Image credit: Farzad Nazifi
If there’s one thing privacy experts agree on, it’s that the watchdog tasked with enforcing Australia’s Privacy Act is not adequately resourced or funded to police contraventions of the act in any meaningful way.
It’s not that Australia’s privacy laws are necessarily inadequate, according to Malcolm Crompton, a former federal Australian privacy commissioner who is now managing director at privacy consulting outfit Information Integrity Solutions. “What is happening is that the law is not being enforced,” Crompton told Crikey, because the Office of the Australian Information Commissioner (OAIC), is inadequately funded.

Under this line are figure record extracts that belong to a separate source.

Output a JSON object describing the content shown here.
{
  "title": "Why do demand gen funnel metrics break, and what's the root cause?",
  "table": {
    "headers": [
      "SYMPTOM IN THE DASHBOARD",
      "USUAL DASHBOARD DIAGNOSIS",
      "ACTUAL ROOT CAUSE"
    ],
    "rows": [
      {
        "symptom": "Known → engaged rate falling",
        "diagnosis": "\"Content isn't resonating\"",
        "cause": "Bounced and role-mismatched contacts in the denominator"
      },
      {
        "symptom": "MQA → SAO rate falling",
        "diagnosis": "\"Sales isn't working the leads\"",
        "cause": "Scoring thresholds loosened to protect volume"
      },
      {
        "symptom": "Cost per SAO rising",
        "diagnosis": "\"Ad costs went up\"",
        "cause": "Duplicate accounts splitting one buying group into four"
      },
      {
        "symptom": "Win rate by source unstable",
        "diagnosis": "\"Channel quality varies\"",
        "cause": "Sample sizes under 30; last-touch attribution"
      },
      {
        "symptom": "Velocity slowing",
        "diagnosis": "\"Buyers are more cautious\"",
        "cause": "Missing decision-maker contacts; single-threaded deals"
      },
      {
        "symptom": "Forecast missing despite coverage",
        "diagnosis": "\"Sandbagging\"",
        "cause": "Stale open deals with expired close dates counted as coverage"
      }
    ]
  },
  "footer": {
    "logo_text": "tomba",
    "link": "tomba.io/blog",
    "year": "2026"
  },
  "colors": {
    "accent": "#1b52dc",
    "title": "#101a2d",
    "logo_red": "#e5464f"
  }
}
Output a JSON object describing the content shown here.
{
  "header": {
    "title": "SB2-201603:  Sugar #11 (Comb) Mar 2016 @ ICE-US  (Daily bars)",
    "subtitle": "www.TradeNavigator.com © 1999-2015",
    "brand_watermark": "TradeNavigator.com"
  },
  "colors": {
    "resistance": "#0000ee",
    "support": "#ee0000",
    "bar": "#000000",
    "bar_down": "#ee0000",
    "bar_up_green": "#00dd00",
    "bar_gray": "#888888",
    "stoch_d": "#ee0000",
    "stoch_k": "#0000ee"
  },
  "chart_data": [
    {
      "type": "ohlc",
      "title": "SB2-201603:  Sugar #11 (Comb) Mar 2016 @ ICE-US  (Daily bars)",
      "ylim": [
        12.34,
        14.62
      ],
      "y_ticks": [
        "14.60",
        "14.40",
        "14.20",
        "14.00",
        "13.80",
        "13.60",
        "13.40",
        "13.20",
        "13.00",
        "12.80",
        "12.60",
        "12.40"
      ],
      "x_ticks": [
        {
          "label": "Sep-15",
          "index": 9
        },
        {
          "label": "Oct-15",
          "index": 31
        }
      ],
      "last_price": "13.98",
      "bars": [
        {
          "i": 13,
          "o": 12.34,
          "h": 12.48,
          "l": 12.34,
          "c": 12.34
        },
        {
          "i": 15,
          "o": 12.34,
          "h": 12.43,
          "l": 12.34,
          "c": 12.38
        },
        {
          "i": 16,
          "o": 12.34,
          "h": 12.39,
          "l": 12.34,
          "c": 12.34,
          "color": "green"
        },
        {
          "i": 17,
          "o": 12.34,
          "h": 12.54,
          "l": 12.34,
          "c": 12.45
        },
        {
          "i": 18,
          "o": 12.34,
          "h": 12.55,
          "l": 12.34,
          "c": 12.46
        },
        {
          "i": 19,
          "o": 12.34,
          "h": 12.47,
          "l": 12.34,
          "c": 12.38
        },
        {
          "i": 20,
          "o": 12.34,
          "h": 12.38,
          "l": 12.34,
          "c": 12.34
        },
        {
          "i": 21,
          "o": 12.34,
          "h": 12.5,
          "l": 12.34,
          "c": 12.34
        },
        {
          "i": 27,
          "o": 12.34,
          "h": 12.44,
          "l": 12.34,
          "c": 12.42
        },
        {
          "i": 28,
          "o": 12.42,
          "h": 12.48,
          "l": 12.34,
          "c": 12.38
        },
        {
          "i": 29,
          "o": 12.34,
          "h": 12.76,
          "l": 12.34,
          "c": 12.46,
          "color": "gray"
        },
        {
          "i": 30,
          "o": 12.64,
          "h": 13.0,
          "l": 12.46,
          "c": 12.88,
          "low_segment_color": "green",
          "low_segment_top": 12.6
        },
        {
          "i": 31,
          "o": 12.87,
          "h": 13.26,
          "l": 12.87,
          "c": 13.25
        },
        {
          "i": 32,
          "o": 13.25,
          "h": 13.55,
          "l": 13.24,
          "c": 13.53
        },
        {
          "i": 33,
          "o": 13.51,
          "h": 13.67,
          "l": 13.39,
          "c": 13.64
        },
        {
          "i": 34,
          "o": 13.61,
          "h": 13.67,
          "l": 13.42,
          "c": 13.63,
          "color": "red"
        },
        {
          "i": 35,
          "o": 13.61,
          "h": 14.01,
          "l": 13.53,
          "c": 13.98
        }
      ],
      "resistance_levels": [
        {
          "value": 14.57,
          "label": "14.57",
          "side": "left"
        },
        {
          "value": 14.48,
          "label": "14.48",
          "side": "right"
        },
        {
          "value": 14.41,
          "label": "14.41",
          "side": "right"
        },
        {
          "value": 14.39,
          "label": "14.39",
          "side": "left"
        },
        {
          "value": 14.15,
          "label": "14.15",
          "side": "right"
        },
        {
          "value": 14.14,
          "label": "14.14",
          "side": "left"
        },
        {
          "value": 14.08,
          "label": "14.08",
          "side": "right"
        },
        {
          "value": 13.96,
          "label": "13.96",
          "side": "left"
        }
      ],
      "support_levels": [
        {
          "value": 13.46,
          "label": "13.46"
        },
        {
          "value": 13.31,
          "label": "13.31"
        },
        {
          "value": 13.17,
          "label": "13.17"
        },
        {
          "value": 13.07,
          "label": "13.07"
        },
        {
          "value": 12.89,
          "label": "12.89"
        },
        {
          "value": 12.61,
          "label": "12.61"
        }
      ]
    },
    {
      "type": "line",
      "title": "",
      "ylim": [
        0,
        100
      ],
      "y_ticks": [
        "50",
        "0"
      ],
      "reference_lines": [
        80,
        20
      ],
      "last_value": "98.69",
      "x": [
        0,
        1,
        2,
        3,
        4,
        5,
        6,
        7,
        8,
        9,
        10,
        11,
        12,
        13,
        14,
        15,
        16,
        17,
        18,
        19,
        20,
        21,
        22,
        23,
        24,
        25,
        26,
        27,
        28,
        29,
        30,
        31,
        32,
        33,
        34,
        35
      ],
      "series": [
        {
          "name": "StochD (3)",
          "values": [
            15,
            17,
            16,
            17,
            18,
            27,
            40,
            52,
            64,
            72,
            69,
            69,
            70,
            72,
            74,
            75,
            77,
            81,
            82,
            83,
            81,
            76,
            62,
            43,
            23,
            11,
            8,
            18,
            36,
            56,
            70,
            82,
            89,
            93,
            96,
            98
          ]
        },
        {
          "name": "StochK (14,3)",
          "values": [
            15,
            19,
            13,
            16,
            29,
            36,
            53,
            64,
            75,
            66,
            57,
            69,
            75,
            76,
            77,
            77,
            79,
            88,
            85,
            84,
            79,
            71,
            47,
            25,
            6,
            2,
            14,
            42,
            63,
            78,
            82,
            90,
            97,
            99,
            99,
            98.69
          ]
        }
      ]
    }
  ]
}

Dr Angela Daly, a postdoctoral research fellow at Queensland University of Technology, agrees, suggesting that the Privacy Act was “not totally useless”. But, she says, “enforcement remains a really big problem”. And, she adds, the privacy commissioner’s office is “kind of a scared mouse when it comes to speaking truth to power,” due to its lack of resourcing.
Mr Crompton referenced a recent question to a panel he chaired during Privacy Awareness Week in May to illustrate his point. The audience member, who was among a group of Australian privacy industry representatives, started their question by noting that the level of funding for the OAIC was “criminally deficient”.
“It’s a badly understaffed office that doesn’t have money for prosecutions [against companies] and doesn’t have money for enough staff,” Crompton said. The level of funding for the office is “woeful,” he argues. “They need a credible budget so that large companies know that they will be taken to court and the prosecutions seen through.”
The OAIC’s core funding this financial year is $10.7 million, plus an additional $3.6 million through agreements with various government agencies to do work for them. But the $10 million also includes the cost of reviews of government freedom of information (FOI) requests. As of early February, the OAIC had 48 staff working on privacy and 18 on FOI.
Anna Johnston, director of privacy consultancy Salinger Privacy and a former deputy privacy commissioner of NSW, says the OAIC’s lack of funds and small penalties that are rarely if ever applied, means it lacks teeth and authority.
“Every regulator needs to take a mix of carrot and stick approaches, but if you are waving a big stick you need to have a fair bit of money behind you to run cases and enforce the law.”
Fines that can be levied on companies and government agencies amount to up to $2.1 million for breaches of privacy. But the privacy commissioner has never applied such a hefty fine on a company, instead opting for what’s known as court-enforceable undertakings, or settlements. Such undertakings are similar to good behaviour bonds slapped on criminals without a prison sentence. They acknowledge a breach has often occurred, but don’t impose a penalty.
“It’s an extremely weak model both in theory and in practice,” said David Vaile, co-convenor of the Cyberspace Law and Policy Community at the University of NSW and chair of the Australian Privacy Foundation. “They don’t have to investigate and they don’t have to make a determination. And if they do [make a determination], it is not enforceable [until upheld by a court].”
According to the OAIC’s latest annual report, 2494 privacy complaints were made in 2016-17 compared to 2128 in 2015-16. The office “closed” 2485 complaints in 16-17 and 2038 in 2015-16. The time taken to close a complaint was 4.7 months in 2016-17 compared to 4.9 months in 2015-16.
“The majority of privacy complaints continue to be closed on the basis that the respondent has not interfered with the individual’s privacy, or the respondent has adequately dealt with the matter,” the commissioner’s annual report states.
“If there is no message sent out to business and government that there are really serious consequences for breaching the Privacy Act,” said Graham Greenleaf, professor of law and information systems at the University of NSW, “the only reasonable conclusion one can draw is that there are no serious consequences and that it is just an expense of doing business if you occasionally might get caught up.”
The experts also lamented the fact that Australia had not yet seen a company that trades on personal information, such as Facebook or Google, challenged before the courts on whether they had sought genuine and informed consent.
“When the courts have been asked to test ‘Are these consents actually consent as defined in Australian law and common law?’ only then will we know whether the provisions in the Privacy Act are sufficient to deter [invasions of privacy].”